A joint statement in May 2014 from several medical societies, including the American College of Obstetricians and Gynecologists, calls for one or two ultrasounds in low-risk, complication-free pregnancies.
Experts in fetal medicine have long recommended women undergo one ultrasound around the 20th week of a low-risk pregnancy, and in recent years they have come to recommend an earlier one as well, around the 12th week. About 80 percent of pregnancies are low-risk.
Fetal ultrasound in humans has never been shown to cause harm.

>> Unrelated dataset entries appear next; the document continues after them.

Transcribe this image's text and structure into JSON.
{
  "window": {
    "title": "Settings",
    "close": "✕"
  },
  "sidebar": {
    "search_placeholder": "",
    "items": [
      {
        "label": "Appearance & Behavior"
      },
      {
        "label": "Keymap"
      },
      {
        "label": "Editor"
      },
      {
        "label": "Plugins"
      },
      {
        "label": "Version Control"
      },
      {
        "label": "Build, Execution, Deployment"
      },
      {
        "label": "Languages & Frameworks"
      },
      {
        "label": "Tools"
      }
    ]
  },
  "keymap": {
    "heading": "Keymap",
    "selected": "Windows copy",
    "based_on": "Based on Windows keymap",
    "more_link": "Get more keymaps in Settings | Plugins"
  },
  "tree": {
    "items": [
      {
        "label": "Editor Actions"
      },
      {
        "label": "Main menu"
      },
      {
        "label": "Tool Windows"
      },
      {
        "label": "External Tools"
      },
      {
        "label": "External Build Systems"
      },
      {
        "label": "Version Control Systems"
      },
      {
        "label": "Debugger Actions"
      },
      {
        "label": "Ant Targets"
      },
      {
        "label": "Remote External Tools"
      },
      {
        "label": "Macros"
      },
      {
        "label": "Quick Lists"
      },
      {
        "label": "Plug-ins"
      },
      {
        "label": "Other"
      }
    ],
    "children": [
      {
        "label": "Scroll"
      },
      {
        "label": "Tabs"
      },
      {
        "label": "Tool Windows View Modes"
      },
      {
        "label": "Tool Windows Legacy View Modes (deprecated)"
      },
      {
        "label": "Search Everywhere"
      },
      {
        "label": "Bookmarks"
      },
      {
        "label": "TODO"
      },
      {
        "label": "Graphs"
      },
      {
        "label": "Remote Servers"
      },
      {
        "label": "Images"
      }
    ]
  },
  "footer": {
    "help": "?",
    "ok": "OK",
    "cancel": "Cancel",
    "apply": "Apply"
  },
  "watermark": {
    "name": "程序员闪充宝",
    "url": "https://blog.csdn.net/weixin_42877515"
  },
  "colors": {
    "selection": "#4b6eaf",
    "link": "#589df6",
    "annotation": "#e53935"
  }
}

However:
- Nearly all research supporting its safety was conducted using equipment made before 1992, when the procedure produced about one-eighth the acoustic energy than today.
- Studies have suggested many operators don't pay close attention to safety gauges while they are performing procedures.
- Some animal experiments have suggested ill effects of ultrasound on embryos of mice and chickens.
- A 2006 Yale University study in the Proceedings of the National Academy of Sciences found neurological abnormalities in mice exposed to ultrasound in utero.
- Multiple fetal ultrasounds can raise false alarms, including overestimation of fetal size that can lead to potentially unnecessary c-sections.
- Research suggests multiple scans don\'t provide better outcomes in pregnancies.